Across New Zealand, councils work with their communities to manage tracks like these, not shut them down. Yet here, decisions are being made that remove access entirely.
What concerns me most is this: the people driving these decisions are not from our community.
They did not grow up on these hills. They do not have the same connection to this land, this coastline, or this track. They do not carry the same understanding of what this place means to those of us who do.
We do.
People like Austin Oliver and many others have spent their lives on this whenua. They have built, maintained, and respected these tracks. This is not abstract policy to us. This is part of our daily lives, our identity, and our history.
Tracks like Ōtawairere are not unusual. Around the country, people manage risk without removing access. Slips happen. Erosion happens. Nature reshapes the land. And every time, people step back in and fix it. That is what humans have always done.
What we are seeing now is not management. It is overreach.

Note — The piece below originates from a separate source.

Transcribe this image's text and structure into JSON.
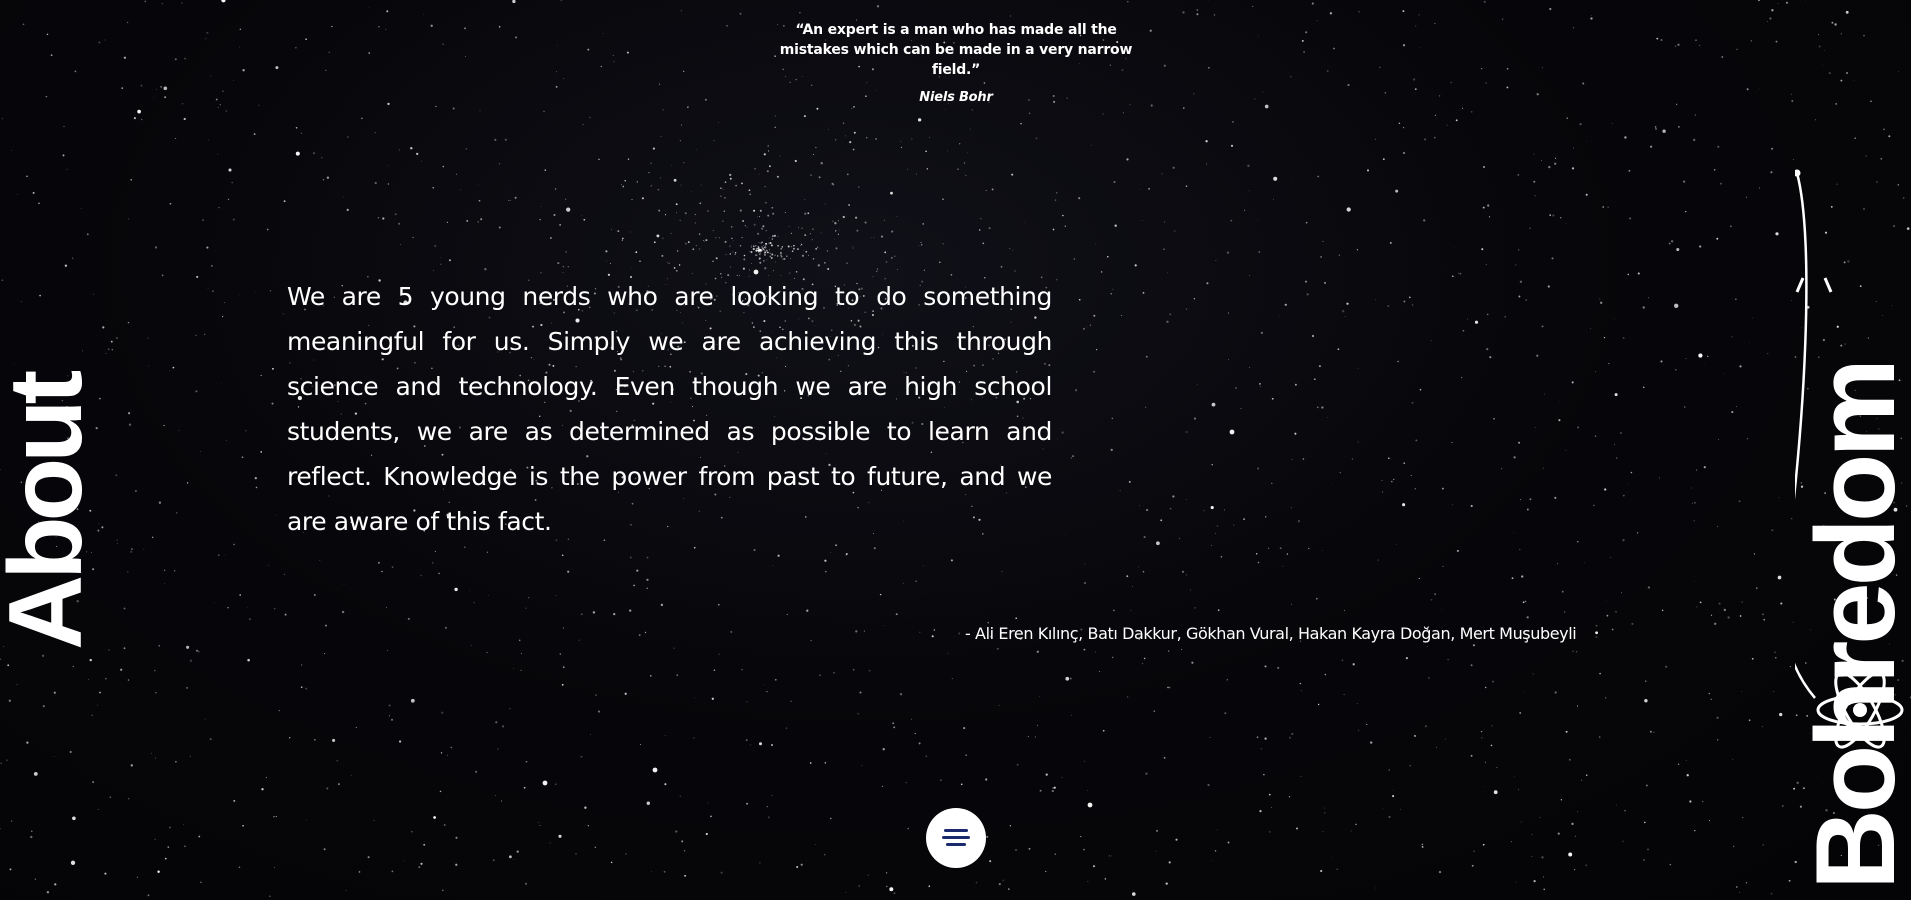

We are told “there is more to it.” That phrase does not build trust. It creates distance. It suggests that the people who live here are somehow incapable of understanding their own environment.
We reject that.
This is not complicated.
This is about local knowledge, local responsibility, and local ownership.
Decisions about our track should not be dictated by those who have no real connection to it.
This is our town.
This is our coastline.
This is our track.
Reopen it and work with us to manage it properly.